CBS Sports Network is getting into the NFL business, according to a source. The cable channel is planning to produce a four-hour pregame show on Sunday mornings this fall, starting at 9:00am ET. The show will be called "That Other Pregame Show," and its last hour will air against "The NFL Today" on CBS. Staffing decisions still have not been finalized, but CBS will use some of its NFL talent on the show. It also will have new faces on the set. The show will compete against similar offerings on ESPN and NFL Network. A formal announcement should come later this summer (John Ourand, Staff Writer).
UNIVERSAL REMOTE: Universal Sports signed a multiyear distribution deal with Time Warner Cable that will put the channel on the provider’s sports tier. It is the first national cable agreement Universal Sports has negotiated.
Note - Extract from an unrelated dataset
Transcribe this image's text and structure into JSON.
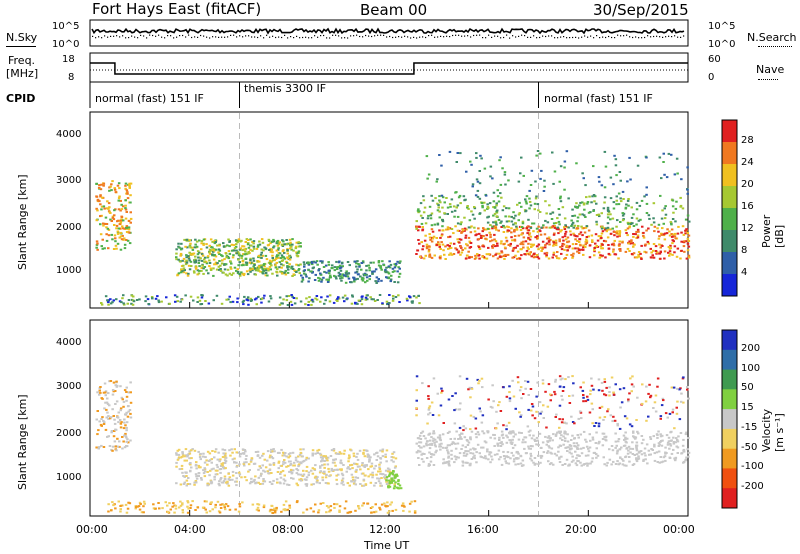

It has agreements with Dish and DirecTV, but its other cable deals are with regional providers. The channel, owned by Leo Hindery’s InterMedia Partners, specializes in airing Olympic sports (Tripp Mickle, Staff Writer).
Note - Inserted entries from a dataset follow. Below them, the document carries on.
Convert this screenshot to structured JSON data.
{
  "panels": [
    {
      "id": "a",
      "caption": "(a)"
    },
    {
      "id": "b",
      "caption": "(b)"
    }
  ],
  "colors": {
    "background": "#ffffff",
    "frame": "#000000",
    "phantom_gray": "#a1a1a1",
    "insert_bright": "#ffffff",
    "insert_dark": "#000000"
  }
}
TUCKER'S TOWN: Sporting News Media has hired Ross Tucker as its lead pro football columnist and video analyst. Tucker, an analyst on SiriusXM NFL Radio and NBC Sports Network and a former NFLer, will contribute a weekly column and create a series of online videos. Sporting News Media is a joint venture involving American City Business Journals, parent company of THE DAILY and SportsBusiness Journal (Eric Fisher, Staff Writer).
MAJOR DEAL FOR THE MINORS: The Baseball Internet Rights Co. (BIRCO), the affiliated minors' digital media rights venture, has struck a multiyear agreement with California-based audio streaming outfit TuneIn to provide free live audio of every Minor League Baseball game. The agreement represents the first rights deal for BIRCO, and content will be available through more than 200 connected devices, TuneIn.com and the TuneIn Radio mobile application. TuneIn reaches more than 40 million monthly listeners (Fisher).